Here is a simple code snippet for use

lr = 0.001
iterations = 100000
lr_scheduler = LRScheduler(iterations=iterations, lr=lr, policy='step')
for i in range(iterations):
    ...
    lr_scheduler.update(optimizer, i)
    with tf.GradientTape() as tape:
        y_pred = model(x, training=True)
        loss = loss_function(y_true, y_pred)
        gradients = tape.gradient(loss, model.trainable_variables)
    optimizer.apply_gradients(zip(gradients, model.trainable_variables))
    ...

Constant LR

Use a fixed learning rate.

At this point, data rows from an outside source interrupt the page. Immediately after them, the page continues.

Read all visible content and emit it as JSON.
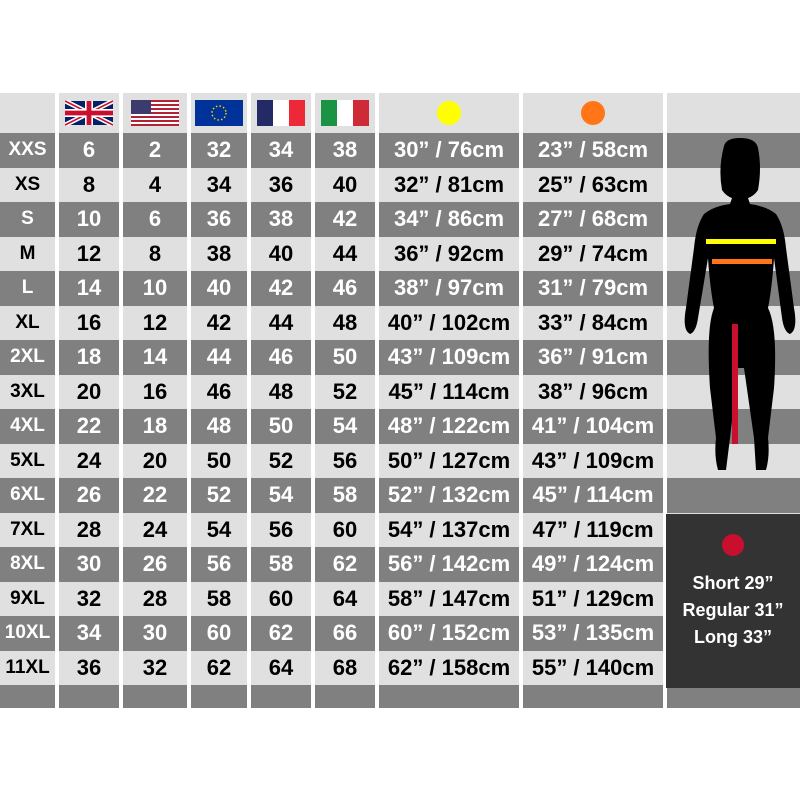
{
  "colors": {
    "dark_row": "#808080",
    "light_row": "#e0e0e0",
    "waist_marker": "#ffff00",
    "hip_marker": "#ff7518",
    "inseam_marker": "#c8102e",
    "panel": "#333333"
  },
  "header": {
    "flags": [
      "uk-flag",
      "us-flag",
      "eu-flag",
      "france-flag",
      "italy-flag"
    ],
    "waist_icon": "yellow-dot",
    "hip_icon": "orange-dot"
  },
  "rows": [
    {
      "size": "XXS",
      "uk": "6",
      "us": "2",
      "eu": "32",
      "fr": "34",
      "it": "38",
      "waist": "30” / 76cm",
      "hip": "23” / 58cm"
    },
    {
      "size": "XS",
      "uk": "8",
      "us": "4",
      "eu": "34",
      "fr": "36",
      "it": "40",
      "waist": "32” / 81cm",
      "hip": "25” / 63cm"
    },
    {
      "size": "S",
      "uk": "10",
      "us": "6",
      "eu": "36",
      "fr": "38",
      "it": "42",
      "waist": "34” / 86cm",
      "hip": "27” / 68cm"
    },
    {
      "size": "M",
      "uk": "12",
      "us": "8",
      "eu": "38",
      "fr": "40",
      "it": "44",
      "waist": "36” / 92cm",
      "hip": "29” / 74cm"
    },
    {
      "size": "L",
      "uk": "14",
      "us": "10",
      "eu": "40",
      "fr": "42",
      "it": "46",
      "waist": "38” / 97cm",
      "hip": "31” / 79cm"
    },
    {
      "size": "XL",
      "uk": "16",
      "us": "12",
      "eu": "42",
      "fr": "44",
      "it": "48",
      "waist": "40” / 102cm",
      "hip": "33” / 84cm"
    },
    {
      "size": "2XL",
      "uk": "18",
      "us": "14",
      "eu": "44",
      "fr": "46",
      "it": "50",
      "waist": "43” / 109cm",
      "hip": "36” / 91cm"
    },
    {
      "size": "3XL",
      "uk": "20",
      "us": "16",
      "eu": "46",
      "fr": "48",
      "it": "52",
      "waist": "45” / 114cm",
      "hip": "38” / 96cm"
    },
    {
      "size": "4XL",
      "uk": "22",
      "us": "18",
      "eu": "48",
      "fr": "50",
      "it": "54",
      "waist": "48” / 122cm",
      "hip": "41” / 104cm"
    },
    {
      "size": "5XL",
      "uk": "24",
      "us": "20",
      "eu": "50",
      "fr": "52",
      "it": "56",
      "waist": "50” / 127cm",
      "hip": "43” / 109cm"
    },
    {
      "size": "6XL",
      "uk": "26",
      "us": "22",
      "eu": "52",
      "fr": "54",
      "it": "58",
      "waist": "52” / 132cm",
      "hip": "45” / 114cm"
    },
    {
      "size": "7XL",
      "uk": "28",
      "us": "24",
      "eu": "54",
      "fr": "56",
      "it": "60",
      "waist": "54” / 137cm",
      "hip": "47” / 119cm"
    },
    {
      "size": "8XL",
      "uk": "30",
      "us": "26",
      "eu": "56",
      "fr": "58",
      "it": "62",
      "waist": "56” / 142cm",
      "hip": "49” / 124cm"
    },
    {
      "size": "9XL",
      "uk": "32",
      "us": "28",
      "eu": "58",
      "fr": "60",
      "it": "64",
      "waist": "58” / 147cm",
      "hip": "51” / 129cm"
    },
    {
      "size": "10XL",
      "uk": "34",
      "us": "30",
      "eu": "60",
      "fr": "62",
      "it": "66",
      "waist": "60” / 152cm",
      "hip": "53” / 135cm"
    },
    {
      "size": "11XL",
      "uk": "36",
      "us": "32",
      "eu": "62",
      "fr": "64",
      "it": "68",
      "waist": "62” / 158cm",
      "hip": "55” / 140cm"
    }
  ],
  "inseam": {
    "icon": "red-dot",
    "lines": [
      "Short 29”",
      "Regular 31”",
      "Long 33”"
    ]
  }
}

Same as not using scheduling

Step Decay

Step decay dramatically lowers the learning rate later in the training, allowing more detailed learning to the parts that could not be learned with constant lr

lr_scheduler = LRScheduler(iterations=iterations, lr=lr, policy='step')

I found that using warm_up with 'step' policy makes learning more stable and faster

Warm_up is a method of learning by slowly increasing lr from 0 until the set lr is reached

This method is used to train various deep learning models and works mostly well regardless of which optimizer you use

Here's how to use warm_up

lr_scheduler = LRScheduler(iterations=iterations, lr=lr, policy='step', warm_up=0.1)

The default warm_up value is 0.1, which is used to lr warm up by 10% of the given iterations

If the model does not train stably, it may be helpful to use a larger value, such as 0.5

The lr of the 'step' policy with a warm_up value of 0.5 is scheduled as follows

Cosine annealing with warm restart

The cosine decay policy is a method of decreasing lr using the cosine function, raising it rapidly, and then decreasing it again

It is known to learn the model quickly in a short time

lr_scheduler = LRScheduler(iterations=iterations, lr=lr, policy='cosine')

At the end of each cosine cycle, the cycle length is doubled, which can be adjusted to cycle_weight

One cycle(super convergence)

The one cycle policy, also called super convergence, is similar to the cosine function

But unlike cosine, it's a scheduling method that has only one increase and one decrease

According to a super convergence paper, learning is up to 10 times faster than using constant lr

lr_scheduler = LRScheduler(iterations=iterations, lr=lr, policy='onecycle')